In this month’s issue of Psychology Today, the cover article addresses the power of touch.

“Every evening at bedtime, DePauw’s Hertenstein gives his young son a back rub. ‘It’s a bonding opportunity for the two of us. Oxytocin levels go up, heart rates go down, all these wonderful things that you can’t see.’ Moments like these also reveal the reciprocal nature of touch, he says: ‘You can’t touch without being touched. A lot of those same beneficial physiological consequences happen to me, the person doing the touching.’ In fact, when we’re the ones initiating contact, we may reap all the same benefits as those we’re touching. For example, Field’s research has revealed that a person giving a massage experiences as great a reduction in stress hormones as the person on the receiving end.” http://www.psychologytoday.com/articles/201302/the-power-touch

As Reiki practitioners, in our giving we receive.  The need for self-Reiki still exists, however.  We still need a mature evaluation of our physical, emotional and spiritual needs as a whole person.  Are we balancing the care of others with the care of the self?  Have we filled our emotional bucket through the connection with friends and family?  Have we supported our physical health with nutritious food, exercise, fresh air, and plentiful water and sleep?  Have we connected with our spiritual selves through self-Reiki, meditation, time in nature, and quiet reflection?

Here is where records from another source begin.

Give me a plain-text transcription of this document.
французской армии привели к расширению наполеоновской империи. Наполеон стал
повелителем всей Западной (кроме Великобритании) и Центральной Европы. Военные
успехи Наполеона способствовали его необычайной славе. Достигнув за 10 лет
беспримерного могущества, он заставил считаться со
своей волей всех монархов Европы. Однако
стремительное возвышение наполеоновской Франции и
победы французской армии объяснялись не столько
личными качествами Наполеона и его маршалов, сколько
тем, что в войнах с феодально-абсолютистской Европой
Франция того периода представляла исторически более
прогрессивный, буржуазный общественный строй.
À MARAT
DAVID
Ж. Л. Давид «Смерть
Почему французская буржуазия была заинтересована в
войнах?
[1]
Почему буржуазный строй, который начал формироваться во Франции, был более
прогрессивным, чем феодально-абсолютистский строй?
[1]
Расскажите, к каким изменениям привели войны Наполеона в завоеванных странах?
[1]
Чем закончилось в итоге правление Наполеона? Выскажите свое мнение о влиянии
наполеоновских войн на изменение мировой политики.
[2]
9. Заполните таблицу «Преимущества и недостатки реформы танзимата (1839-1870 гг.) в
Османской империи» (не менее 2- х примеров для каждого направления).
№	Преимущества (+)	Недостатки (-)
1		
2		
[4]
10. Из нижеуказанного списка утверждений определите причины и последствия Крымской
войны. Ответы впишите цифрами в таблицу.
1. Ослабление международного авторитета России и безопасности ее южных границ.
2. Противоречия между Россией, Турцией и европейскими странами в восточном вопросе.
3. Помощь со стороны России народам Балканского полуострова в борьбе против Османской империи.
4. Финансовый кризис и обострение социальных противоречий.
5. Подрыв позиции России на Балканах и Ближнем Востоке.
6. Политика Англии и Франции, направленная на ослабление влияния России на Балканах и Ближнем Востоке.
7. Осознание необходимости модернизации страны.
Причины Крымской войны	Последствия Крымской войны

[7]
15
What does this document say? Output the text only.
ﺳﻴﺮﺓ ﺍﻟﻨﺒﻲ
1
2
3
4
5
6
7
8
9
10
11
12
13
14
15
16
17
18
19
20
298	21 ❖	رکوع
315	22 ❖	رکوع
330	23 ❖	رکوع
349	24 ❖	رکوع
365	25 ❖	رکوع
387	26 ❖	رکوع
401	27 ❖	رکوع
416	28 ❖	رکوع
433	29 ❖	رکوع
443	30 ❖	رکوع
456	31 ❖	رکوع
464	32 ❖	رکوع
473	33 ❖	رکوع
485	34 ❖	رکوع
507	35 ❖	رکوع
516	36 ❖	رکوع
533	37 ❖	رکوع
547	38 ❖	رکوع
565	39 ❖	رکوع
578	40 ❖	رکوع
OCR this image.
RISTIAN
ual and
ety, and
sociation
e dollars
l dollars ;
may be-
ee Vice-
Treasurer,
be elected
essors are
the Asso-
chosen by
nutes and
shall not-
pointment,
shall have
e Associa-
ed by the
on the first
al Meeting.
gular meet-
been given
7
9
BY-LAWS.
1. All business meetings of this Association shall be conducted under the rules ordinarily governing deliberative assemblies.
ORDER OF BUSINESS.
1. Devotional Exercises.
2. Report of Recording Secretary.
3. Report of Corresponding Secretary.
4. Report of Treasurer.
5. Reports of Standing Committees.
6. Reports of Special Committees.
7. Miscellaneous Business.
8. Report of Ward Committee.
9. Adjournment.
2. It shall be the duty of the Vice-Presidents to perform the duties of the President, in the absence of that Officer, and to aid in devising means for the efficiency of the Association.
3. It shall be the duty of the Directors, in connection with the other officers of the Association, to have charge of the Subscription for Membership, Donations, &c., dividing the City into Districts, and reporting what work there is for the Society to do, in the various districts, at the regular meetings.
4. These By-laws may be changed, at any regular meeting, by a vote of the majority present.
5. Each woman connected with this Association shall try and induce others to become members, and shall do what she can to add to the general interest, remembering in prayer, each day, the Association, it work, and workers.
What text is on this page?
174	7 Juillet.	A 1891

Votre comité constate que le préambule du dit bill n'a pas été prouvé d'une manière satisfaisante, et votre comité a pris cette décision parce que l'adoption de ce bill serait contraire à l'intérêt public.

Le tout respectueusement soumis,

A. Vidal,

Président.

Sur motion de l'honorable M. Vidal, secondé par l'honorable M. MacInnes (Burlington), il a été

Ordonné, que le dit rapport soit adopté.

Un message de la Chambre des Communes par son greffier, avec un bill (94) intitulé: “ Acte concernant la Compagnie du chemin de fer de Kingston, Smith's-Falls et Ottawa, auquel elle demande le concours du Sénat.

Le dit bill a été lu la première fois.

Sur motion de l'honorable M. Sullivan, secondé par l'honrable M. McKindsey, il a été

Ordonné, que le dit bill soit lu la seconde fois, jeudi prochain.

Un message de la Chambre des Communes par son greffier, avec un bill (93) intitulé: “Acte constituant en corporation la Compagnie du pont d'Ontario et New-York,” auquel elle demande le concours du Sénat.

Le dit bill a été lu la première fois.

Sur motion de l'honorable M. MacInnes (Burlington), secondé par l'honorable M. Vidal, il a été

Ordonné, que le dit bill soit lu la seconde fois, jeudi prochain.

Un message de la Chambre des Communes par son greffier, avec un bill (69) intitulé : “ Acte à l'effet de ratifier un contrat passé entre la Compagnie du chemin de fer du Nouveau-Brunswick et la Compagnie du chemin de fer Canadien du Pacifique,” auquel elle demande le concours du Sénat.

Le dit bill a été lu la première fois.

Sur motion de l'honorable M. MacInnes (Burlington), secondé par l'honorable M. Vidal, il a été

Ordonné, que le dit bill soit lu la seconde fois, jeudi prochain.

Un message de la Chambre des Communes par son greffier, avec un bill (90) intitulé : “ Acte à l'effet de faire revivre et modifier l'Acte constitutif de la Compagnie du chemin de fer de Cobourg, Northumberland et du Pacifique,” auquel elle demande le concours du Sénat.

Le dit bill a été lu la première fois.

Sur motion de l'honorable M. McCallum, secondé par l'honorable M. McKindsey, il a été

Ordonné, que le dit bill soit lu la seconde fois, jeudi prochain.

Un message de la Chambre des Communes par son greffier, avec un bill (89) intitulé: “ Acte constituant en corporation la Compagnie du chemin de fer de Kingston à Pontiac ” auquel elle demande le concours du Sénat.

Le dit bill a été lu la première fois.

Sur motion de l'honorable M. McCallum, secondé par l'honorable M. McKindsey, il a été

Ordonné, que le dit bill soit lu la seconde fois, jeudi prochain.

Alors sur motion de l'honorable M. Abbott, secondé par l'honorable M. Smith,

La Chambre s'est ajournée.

There is a specific Reiki self-care habit that I am developing. I am doing an absent Reiki session for myself in addition to the times I’m sending it to others.  I find this to be very supportive and uplifting and often filled with deep insights.  It is one of the ways I find the balance between care of others and care of myself.  I give and I receive.  It is balanced, and, certainly, not selfish.

How do you practice self-care?  How do you balance your needs with the needs of others?  I’d love to hear your thoughts.  Please share them in the comments.

Wishing you abundant love and light!